Anticataractogenic effect of hesperidin in galactose-induced cataractogenesis in Wistar rats

Figure 1 Quantitative analysis of malondialdehyde in the serum of Wistar albino rats (A) and in the eye lens of Wistar albino rats (B). Each value represents the mean ± SD of observations made on samples from four determinations from the same group. Statistical analysis was performed by the student’s t-test. Letter “a” and “b” indicate that the difference observed between Group I and II and Group II and III-V animals were statistically significant at ^bP < 0.001 and ^aP < 0.05.

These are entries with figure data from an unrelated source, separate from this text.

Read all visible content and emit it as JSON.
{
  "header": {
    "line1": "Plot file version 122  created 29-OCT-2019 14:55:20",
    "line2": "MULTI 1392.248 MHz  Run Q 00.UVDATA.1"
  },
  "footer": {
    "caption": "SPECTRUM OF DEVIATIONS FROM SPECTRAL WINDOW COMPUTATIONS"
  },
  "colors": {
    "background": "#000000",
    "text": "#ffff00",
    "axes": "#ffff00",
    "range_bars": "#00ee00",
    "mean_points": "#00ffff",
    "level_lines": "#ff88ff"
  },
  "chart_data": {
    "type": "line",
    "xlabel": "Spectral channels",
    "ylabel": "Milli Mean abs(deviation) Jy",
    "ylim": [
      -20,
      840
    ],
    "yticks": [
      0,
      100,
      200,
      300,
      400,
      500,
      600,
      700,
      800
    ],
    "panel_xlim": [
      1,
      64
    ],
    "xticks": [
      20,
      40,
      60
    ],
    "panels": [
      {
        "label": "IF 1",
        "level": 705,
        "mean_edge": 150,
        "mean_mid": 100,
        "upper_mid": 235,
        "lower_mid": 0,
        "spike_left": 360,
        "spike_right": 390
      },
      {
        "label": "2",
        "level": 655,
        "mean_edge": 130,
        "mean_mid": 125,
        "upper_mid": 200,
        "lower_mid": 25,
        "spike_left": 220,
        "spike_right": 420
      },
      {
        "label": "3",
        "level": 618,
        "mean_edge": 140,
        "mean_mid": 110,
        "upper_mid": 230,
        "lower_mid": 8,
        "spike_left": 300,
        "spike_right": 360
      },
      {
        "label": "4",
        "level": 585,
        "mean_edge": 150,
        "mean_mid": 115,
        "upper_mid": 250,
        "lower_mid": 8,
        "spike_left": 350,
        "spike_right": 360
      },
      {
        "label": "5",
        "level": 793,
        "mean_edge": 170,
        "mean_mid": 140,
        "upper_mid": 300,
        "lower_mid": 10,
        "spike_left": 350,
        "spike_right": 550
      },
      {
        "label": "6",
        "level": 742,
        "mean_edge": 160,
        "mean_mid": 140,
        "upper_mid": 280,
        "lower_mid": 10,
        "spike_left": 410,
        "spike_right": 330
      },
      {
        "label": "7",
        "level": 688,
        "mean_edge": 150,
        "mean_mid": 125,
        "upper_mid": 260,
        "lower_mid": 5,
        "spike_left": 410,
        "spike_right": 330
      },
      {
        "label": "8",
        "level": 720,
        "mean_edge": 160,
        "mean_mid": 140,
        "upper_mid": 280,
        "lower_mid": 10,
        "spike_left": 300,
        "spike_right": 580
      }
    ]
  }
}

Figure 2 Immunoblot expression of inducible nitric oxide synthase in control and experimental group of animals (A) and effect of hesperdin on inducible nitric oxide synthase gene expression in the eye lens of Wistar rats exposed to galactose (B). A: Lane I, eye lens protein from control (physiologic saline) rats (Group I); lane II, eye lens protein from galactose administrated rats (Group II); lane III, eye lens protein from animals administered with galactose and 25 mg/kg body weight hesperidin simultaneously (Group III); lane IV, eye lens protein from animals administered with galactose and 50 mg/kg body weight hesperidin simultaneously (Group IV); and lane V, eye lens protein from animals administered with galactose and 75 mg/kg body weight hesperidin simultaneously (Group V). The separated lens protein was preincubated with anti-iNOS polyclonal IgG antibody (1:500 dilution) and subsequently with goat antirabbit IgG-HRP (1:3000 dilution).The immunoreactivity was developed with 0.01% DAB and H₂O₂. β-actin refers to housekeeping protein expression and its levels are constant across all treatment groups indicating the normal behaviour of lenses under various treatment. The figure clearly shows increased iNOS protein expression under galactose mediated oxidative stress. This increased iNOS protein expression was prevented by hesperidin in a dose dependent manner; B: Lane I, mRNA expression in lens from rats treated with saline alone (GroupI); lane II, mRNA expression in lens from rats administered with galactose alone (Group II); lane III, mRNA expression in lens from rats administered with galactose and hesperidin 25 mg/kg body weight simultaneously (Group III); lane IV, mRNA expression in lens from rats administered with galactose and hesperidin 50 mg/kg body weight simultaneously (Group IV); lane V, mRNA expression in lens from rats administered with galactose and hesperidin 75 mg/kg body weight simultaneously (Group V). Galactose-mediated oxidative stress causes an increase in the expression of iNOS gene, which probably underlies the pathogenesis of cataract induced by galactose. All these changes were prevented by hesperidin simultaneously, indicating its protective effect. iNOS: Inducible nitric oxide synthase.